L’Espagne a confié son pavillon à une artiste péruvienne, Sandra Gamarra Heshiki née en 1972 et qui interroge les récits coloniaux en s’inspirant de peintures et de gravures des 17e et 18e siècle. Elle revisite la présence des corps colonisés dans les tableaux exposés dans les grands musées espagnols.
Son exposition s’intitule « Pinacothèque migrante » car elle reconstitue l’ambiance d’un musée, pour mettre en valeur ceux qui dans l’Espagne des lumières, étaient réduits au silence. Ce sont des peintures à l’huile ocre rouge accompagnées de tissus.
Infante voir le détail de l’enfant noir à côté mains peintes en noir et fils d’or sur son visage.
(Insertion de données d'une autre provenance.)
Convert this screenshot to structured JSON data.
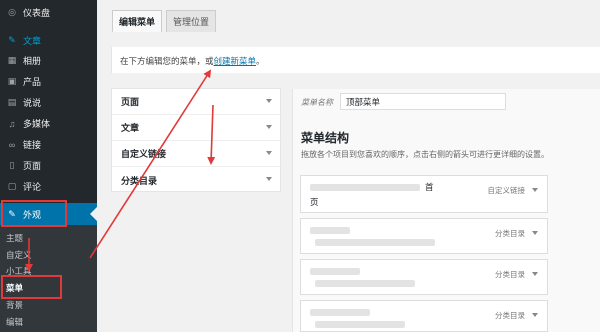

Peinture accompagnée d’un tissu qui fait penser à une couverture de survie.
Les personnages sont quelque fois complètement recouverts de tissus.
Sur les côtés on trouve des photos de migrations contemporaines.
Elle montre aussi que dans les natures mortes de l’époque figuraient des poteries importées d’Amérique latine, ainsi que des fruits qui ne poussaient pas en Espagne.
Les États-Unis sont représentés par Jeffrey Gibson, un artiste américain d’origine Cherokee né en 1972, lui aussi il a métamorphosé la façade du pavillon avec des rouges saturés des aplats et des volumes.
À l’intérieur, des sculptures et des tableaux (couleurs vives et perles) où, sur fond de décor géométrique Amérindiens, se lisent des appels à la liberté, allusion à l’extermination des Indiens par les colons venus d’Europe.
Aux murs des décors géométriques amérindiens dans lesquels on peut lire des appels à la liberté.
L’Autriche : Rien de spectaculaire mais une évocation émouvante d’Anna Jermolaewa née en Russie a fui son pays en 1963 et vit à Vienne. Dans la salle principale du pavillon, des danseuses classiques répètent inlassablement le Lac des cygnes. L’artiste se souvient que, en URSS, chaque fois qu’il y avait des ,changements dans le pouvoir, le gouvernement interrompait tous les programmes d’information, qui étaient remplacés par la musique du Lac des cygnes de Tchaïkovski
Elle dit qu’aujourd’hui, que pour beaucoup de Russes, cette musique signifie : “Chassons Poutine !”.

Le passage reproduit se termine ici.